Lo que ocurrió después lo recuerdo confusamente, pero creo que la Vanesa mostró una expresión de mala leche de aúpa, bajó del taburete alto donde reposaba su muy bien formado culo, se levantó la corta falda mostrando un muslo aun más fascinante y extrajo de la liga, como corresponde a la mejor tradición... No eso no es verdad, me he dejado llevar por mi imaginación calenturienta. Lo que ocurrió es que Vanesa soltó unas cuantas palabrotas y maldiciones, llamándome de todo; lo más suave que recuerdo era "macarra de mierda" e "hijo de la gran puta", luego, abrió el bolso que siempre llevaba y sacó una navaja de buen tamaño que abrió con una pericia que no le hubiera atribuido y me cosió a puñaladas.
Afortunadamente sólo era experta en abrir la navaja con habilidad, porque no supo, o quizás no quiso, pinchar en puntos mortales.
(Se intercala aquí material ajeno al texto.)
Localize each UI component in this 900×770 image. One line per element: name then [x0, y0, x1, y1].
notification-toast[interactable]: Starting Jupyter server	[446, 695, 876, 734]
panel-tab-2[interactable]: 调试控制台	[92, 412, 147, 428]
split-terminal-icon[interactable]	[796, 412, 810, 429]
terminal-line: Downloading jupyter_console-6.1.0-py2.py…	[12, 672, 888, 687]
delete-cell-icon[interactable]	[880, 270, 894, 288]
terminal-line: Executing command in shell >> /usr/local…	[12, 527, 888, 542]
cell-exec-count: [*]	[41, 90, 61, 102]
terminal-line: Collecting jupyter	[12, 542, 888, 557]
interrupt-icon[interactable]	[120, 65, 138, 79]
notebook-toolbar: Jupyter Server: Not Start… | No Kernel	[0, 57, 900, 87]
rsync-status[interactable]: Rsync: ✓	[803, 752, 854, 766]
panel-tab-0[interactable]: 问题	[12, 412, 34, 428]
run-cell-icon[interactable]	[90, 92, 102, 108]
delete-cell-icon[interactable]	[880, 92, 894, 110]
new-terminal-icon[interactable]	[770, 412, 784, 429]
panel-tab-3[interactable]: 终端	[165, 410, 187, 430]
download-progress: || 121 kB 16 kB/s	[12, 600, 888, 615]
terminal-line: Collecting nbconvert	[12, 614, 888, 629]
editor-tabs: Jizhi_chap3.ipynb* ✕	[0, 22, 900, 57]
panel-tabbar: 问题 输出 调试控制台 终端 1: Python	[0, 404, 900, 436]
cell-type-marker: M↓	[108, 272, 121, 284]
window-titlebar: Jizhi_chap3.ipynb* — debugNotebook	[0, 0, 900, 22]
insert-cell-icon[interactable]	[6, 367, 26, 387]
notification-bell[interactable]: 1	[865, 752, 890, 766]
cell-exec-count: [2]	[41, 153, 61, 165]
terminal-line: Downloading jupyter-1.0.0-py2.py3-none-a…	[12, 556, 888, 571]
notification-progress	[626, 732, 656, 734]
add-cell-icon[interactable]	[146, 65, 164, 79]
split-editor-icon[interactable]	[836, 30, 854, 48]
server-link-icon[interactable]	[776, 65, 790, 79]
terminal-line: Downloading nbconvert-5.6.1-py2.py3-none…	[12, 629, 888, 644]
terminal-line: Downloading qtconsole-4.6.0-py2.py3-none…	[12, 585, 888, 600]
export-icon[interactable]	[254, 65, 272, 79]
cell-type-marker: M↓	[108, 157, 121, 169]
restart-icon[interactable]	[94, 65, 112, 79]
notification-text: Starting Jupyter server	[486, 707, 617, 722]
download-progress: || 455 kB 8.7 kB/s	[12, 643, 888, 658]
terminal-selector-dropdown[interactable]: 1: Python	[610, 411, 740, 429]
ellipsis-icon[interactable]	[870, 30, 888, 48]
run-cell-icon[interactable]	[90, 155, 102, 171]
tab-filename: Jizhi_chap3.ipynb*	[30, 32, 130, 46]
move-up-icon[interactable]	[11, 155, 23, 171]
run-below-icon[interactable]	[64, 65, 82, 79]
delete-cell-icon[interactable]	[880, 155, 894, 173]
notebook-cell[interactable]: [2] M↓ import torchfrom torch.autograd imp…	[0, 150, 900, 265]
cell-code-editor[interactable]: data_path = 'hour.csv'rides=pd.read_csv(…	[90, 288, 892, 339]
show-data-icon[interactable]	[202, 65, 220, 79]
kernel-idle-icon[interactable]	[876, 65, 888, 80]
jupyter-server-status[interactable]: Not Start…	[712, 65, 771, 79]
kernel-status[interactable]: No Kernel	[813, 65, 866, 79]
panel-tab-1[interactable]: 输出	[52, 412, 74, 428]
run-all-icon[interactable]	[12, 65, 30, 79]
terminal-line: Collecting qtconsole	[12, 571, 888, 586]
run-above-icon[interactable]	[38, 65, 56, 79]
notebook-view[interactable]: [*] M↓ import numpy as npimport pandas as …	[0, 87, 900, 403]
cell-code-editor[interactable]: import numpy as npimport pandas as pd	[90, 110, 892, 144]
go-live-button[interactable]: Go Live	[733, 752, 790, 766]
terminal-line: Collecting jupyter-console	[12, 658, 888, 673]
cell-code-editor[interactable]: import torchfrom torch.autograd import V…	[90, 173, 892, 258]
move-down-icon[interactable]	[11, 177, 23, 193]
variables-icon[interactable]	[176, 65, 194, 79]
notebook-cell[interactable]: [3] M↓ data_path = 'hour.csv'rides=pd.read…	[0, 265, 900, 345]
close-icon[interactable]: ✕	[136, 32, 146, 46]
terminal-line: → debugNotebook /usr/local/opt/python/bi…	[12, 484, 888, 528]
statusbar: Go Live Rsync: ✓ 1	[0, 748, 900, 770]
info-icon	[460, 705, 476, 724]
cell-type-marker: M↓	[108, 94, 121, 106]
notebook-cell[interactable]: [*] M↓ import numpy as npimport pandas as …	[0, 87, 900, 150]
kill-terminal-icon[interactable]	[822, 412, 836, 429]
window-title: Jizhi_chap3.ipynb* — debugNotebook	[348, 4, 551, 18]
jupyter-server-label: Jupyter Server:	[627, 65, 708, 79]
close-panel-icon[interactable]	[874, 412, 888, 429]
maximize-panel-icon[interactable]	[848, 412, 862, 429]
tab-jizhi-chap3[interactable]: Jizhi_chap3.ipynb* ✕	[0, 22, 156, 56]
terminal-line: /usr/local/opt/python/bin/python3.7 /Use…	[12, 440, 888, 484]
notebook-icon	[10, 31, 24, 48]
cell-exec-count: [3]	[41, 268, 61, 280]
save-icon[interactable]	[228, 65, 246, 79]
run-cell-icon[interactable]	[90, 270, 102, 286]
Se armó un buen revuelo y creo que me desmayé o quedé medio inconsciente. Ahora estoy en una habitación del Hospital Clínico con varios tubos conectados por todas partes. El médico me ha dicho que ninguna herida es mortal ni gravemente peligrosa, por lo tanto viviré; es cuestión de paciencia y cuidados, me ha dicho sonriente.
Me alegro, porque las cosas serán más fáciles para la Vanesa que si me hubiera matado. Que tampoco sé si es lo que buscaba. Yo creo que se cegó porque es una mujer de raza con mucho genio. Pero, a pesar de todo, yo no consigo olvidarla.


1 comentario:

Tesa Medina dijo...

Me ha encantado tu relato, tienes una vis cómica que ayuda a digerir la sordidez de los ambientes y los personajes que describes tan bien. Deberías explotar más esa forma de escribir. Hacía mucho que no leía un cuento tan bueno y encima sonriendo. Felicidades y besos. Vuelvo a verte.